Stephen Hadley, the U.S. national security adviser, said Friday that Bush concluded that in Iraq, the "status quo is not stable" and that change was needed.
"It's going to be hard and the president made it clear it's going to be hard. There's no assurance for success," he said.
The president's plan is a strategy that many lawmakers -- both Democrats and Republicans -- in the Congress remain highly skeptical of, and little in the report, they said, gave the skeptical lawmakers reason to change their minds.
"I do not see anything so far in the report that suggests the president's new plan is a winning strategy that protects America's national interest," Senate Majority Leader Harry Reid, D-Nevada, said in a statement. "Rather this NIE appears to be the latest in a long line of bleak assessments by foreign policy and military experts indicating the president's plan is flawed and failing."
"Nothing in this document tells us that sending 21,500 additional troops to Iraq will make the situation better," the Democratic chairman of the House Intelligence Committee, Rep. Silvestre Reyes of Texas, said in a statement.
The estimate also makes it clear, however, that simply walking away from Iraq may even be worse.
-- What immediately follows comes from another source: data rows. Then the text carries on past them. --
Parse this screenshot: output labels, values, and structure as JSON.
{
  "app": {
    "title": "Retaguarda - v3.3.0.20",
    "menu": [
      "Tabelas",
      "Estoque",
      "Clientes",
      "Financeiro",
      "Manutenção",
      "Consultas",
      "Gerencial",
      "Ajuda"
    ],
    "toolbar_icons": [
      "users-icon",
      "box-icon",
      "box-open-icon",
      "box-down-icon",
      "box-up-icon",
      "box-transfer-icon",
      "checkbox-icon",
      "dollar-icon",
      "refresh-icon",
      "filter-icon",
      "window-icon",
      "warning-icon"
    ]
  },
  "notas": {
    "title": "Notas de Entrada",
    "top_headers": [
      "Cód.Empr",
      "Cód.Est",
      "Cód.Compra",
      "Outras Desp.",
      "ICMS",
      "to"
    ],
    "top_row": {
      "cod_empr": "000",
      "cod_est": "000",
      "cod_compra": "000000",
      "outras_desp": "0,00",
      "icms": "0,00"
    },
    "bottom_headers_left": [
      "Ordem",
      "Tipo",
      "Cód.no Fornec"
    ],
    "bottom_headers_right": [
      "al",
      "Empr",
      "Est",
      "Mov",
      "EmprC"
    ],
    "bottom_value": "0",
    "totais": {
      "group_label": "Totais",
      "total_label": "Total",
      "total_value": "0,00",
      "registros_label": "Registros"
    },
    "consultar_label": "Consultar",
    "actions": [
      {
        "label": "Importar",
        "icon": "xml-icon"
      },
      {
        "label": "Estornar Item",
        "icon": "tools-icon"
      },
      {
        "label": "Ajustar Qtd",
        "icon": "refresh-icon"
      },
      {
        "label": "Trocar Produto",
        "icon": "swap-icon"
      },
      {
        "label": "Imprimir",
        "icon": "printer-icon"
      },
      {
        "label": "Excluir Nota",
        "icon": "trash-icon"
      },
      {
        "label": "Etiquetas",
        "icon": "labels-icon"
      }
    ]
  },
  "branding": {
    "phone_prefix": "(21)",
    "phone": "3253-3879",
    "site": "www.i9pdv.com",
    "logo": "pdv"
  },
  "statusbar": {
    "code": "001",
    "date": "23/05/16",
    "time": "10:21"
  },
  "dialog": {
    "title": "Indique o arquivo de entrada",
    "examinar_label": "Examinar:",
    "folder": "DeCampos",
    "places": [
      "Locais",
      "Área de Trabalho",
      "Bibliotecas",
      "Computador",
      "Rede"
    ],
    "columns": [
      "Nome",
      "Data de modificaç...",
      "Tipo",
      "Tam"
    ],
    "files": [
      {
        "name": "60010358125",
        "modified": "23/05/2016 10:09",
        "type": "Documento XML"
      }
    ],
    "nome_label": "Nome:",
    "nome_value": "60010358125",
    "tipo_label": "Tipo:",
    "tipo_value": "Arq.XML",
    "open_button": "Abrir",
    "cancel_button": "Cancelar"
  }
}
If the U.S. makes a "rapid withdrawal" from Iraq, a move many Democratic lawmakers have called for, the estimate said it could lead to the collapse of the Iraqi Security Forces, potentially plunging the country into a chaotic situation marked by "extreme ethno-sectarian violence with debilitating intra-group clashes."
And it is such a situation, the White House argues, the U.S. simply cannot accept.
"An American withdrawal or stepping back now would be a prescription for fast failure and a chaos that would envelop not only Iraq, but also the region," Hadley said.